Apple Podcasts is getting a subscription-based makeover.
At the company’s Spring Loaded event, Apple CEO Tim Cook announced Apple Podcasts Subscriptions, a premium podcast subscription service set to bring early access and ad-free listening to subscribers from May.
Cut to the chase
- What is it? A creator-led subscription service for Apple Podcasts
- When is it out? Sometime in May
- What will it cost? Pricing dependant on creators
Release date and price
We had been expecting the arrival of a premium Apple Podcasts service for some time, and after months of rumors, it came as no surprise to see it officially confirmed at the company’s latest announcement event.
During the livestream, Tim Cook confirmed Apple Podcasts Subscriptions will become available for Apple users sometime in May.
Rather than being a blanket subscription, the service will allow listeners to subscribe to individual content creators, who will set the pricing for their respective premium offerings (starting at ¢49 – likely around 50p – per month).
Subscriptions will be billed monthly by default, though creators can offer annual billing if they so choose, which subscribers will be able to manage from their Apple ID account settings. Free trials and sample episodes will also become available.
Through Family Sharing, up to six family members will be able to share a subscription.
What is it?
Apple Podcasts Subscriptions is a new Apple Podcasts service that will bring early access, exclusive content and ad-free listening to subscribers, curated by creators.

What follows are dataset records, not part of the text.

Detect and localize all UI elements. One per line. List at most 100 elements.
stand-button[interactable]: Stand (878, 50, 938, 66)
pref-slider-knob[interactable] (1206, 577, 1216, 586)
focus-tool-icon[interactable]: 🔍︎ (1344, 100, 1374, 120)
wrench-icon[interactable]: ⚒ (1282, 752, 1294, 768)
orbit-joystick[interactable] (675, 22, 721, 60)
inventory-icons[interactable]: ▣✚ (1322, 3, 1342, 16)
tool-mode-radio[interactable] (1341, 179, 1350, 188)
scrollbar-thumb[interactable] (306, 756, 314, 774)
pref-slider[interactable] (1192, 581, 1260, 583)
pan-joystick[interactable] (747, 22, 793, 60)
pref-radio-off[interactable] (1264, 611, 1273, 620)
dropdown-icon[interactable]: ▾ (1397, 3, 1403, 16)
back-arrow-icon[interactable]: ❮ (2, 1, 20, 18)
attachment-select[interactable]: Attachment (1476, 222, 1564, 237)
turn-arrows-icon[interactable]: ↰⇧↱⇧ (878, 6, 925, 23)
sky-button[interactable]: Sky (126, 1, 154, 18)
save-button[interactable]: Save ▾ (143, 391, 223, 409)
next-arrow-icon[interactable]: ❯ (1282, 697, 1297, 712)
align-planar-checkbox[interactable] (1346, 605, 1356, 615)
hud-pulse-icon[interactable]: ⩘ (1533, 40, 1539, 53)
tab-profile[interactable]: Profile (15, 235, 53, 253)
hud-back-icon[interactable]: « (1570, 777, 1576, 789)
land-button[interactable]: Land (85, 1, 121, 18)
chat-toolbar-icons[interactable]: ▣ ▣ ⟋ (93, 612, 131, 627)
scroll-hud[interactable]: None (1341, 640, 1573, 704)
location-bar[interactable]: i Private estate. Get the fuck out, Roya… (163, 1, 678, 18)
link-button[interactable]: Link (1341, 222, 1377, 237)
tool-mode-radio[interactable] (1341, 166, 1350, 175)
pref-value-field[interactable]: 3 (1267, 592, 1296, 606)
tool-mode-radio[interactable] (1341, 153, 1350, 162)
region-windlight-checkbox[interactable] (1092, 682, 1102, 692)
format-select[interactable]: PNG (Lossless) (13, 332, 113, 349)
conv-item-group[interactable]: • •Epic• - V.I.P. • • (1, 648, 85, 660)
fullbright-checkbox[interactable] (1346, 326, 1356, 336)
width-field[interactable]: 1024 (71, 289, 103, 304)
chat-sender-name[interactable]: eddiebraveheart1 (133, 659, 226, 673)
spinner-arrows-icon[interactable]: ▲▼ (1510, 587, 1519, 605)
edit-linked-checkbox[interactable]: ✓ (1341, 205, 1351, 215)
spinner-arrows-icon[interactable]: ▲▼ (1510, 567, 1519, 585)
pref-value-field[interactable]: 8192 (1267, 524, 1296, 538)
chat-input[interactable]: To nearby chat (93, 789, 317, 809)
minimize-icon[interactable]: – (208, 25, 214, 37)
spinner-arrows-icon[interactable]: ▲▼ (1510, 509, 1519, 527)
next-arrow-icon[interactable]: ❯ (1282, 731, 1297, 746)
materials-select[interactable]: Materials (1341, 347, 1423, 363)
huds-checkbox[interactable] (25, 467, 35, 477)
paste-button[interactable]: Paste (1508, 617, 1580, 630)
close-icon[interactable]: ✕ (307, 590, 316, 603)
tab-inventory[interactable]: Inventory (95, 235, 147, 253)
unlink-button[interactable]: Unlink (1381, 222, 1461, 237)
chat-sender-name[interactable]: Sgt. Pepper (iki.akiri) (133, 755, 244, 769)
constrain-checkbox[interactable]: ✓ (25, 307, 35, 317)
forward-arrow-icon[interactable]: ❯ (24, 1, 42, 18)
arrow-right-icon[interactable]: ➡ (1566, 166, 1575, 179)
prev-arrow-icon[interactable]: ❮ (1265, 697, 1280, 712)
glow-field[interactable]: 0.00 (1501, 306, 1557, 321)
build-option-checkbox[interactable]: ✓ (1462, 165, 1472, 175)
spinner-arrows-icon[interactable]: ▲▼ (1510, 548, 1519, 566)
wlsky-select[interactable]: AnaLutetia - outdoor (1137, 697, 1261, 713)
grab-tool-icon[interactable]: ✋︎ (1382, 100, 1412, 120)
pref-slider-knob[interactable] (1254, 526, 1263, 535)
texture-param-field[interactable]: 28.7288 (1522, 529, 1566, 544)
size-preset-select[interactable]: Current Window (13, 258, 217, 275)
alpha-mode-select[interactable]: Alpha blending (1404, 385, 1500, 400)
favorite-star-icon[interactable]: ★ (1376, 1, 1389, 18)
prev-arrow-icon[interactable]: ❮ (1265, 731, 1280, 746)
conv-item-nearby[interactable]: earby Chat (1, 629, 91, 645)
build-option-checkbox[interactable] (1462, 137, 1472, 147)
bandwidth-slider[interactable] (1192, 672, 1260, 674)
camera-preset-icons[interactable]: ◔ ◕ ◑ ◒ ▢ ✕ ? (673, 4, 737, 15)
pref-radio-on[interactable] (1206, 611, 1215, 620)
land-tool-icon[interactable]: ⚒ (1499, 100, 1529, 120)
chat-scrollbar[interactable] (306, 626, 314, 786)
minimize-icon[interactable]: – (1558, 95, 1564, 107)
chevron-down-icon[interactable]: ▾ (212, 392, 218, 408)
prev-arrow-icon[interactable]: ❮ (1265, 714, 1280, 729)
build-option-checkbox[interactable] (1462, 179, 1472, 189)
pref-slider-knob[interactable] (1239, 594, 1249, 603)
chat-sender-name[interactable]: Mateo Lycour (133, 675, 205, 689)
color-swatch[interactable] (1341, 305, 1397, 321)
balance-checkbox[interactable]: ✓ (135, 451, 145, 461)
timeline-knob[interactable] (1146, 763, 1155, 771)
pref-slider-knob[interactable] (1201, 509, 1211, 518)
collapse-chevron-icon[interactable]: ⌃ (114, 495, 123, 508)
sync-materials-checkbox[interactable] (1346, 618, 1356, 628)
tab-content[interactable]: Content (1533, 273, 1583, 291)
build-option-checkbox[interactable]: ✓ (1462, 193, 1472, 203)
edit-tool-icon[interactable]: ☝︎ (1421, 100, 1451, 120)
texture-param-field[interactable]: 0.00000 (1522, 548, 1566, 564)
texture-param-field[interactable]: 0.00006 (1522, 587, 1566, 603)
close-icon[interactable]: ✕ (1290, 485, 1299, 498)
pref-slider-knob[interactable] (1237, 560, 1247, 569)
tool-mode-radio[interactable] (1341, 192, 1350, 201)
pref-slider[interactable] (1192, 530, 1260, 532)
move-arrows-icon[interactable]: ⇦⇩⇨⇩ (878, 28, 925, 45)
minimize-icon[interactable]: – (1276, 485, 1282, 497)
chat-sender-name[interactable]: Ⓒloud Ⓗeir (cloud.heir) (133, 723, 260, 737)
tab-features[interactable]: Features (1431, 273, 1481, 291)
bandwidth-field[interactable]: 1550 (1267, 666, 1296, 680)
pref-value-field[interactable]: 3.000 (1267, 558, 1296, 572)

As above, it won’t arrive as a blanket subscription, but will instead offer listeners the option to subscribe to specific content creators, who will each determine their level of premium offering.
Apple says listeners will be able to enjoy premium subscriptions from independent creators, studios and media brands, including NPR, the LA Times, The Athletic, Sony Music Entertainment and more.
This doesn’t mean you’re going to have to pay for the podcasts you already know and love all of a sudden, mind – over a million of which are available for free via Apple’s dedicated Podcasts app – rather the service will be an optional extra for users.
Tim Cook also confirmed a new design is heading to the Podcasts app, with shows and episodes getting special pages, alongside the introduction of channels, which are groups of shows curated by creators with unique titles, descriptions and artwork.
Just as you can with shows, you’ll be able to browse free channels, which Apple says will make it easy to find more podcasts from your favorite creators, as well as paid channels that provide additional benefits for subscribers. The redesigned Apple Podcasts app will also feature an enhanced Search tab that provides quick access to Top Charts and categories.
These visual updates will arrive on the app via iOS 14.5, iPadOS 14.5 and macOS 11.3 software updates set to drop at the end of April.
What about the creators?
As well as offering an exciting new option for podcast listeners, Apple Podcasts Subscriptions will now give creators the opportunity to build and distribute premium content.
The upcoming Apple Podcasts for Creators website will help creators learn more about podcasting, stay informed about the latest news and features and explore in-depth guides with best practices.
They’ll also be able to access an updated Apple Podcasts Connect dashboard, containing new features making it easier to manage shows on Apple Podcasts, including the ability to edit metadata, schedule and manage show availability, organize shows into channels, manage multiple users and learn how listeners are engaging with content through new performance metrics and visualization tools.
It’s from here that creators will be able enroll in the new Apple Podcasters Program – which will provide access to all the tools needed to build and distribute premium subscriptions on Apple Podcasts – for $19.99 (likely £19.99 / AU$25) per year.
Eagle-eyed Twitter users have dug into Apple’s terms and conditions, though, and discovered that the company will keep 30% of creators’ private podcast revenue if they decide to use the service, which will drop to 15% in their second year of enrolment.
That being said, this is the same commission scheme Apple already employs for its other subscription-based services.
Interestingly, Apple won’t require podcasters to create Apple-only exclusive shows, but the company does want creators to distinguish between the content streamed via Apple Podcasts and that which is streamed elsewhere – which suggests ad-free or content-heavier offerings will be available to those listening via Apple, rather than, say, Spotify.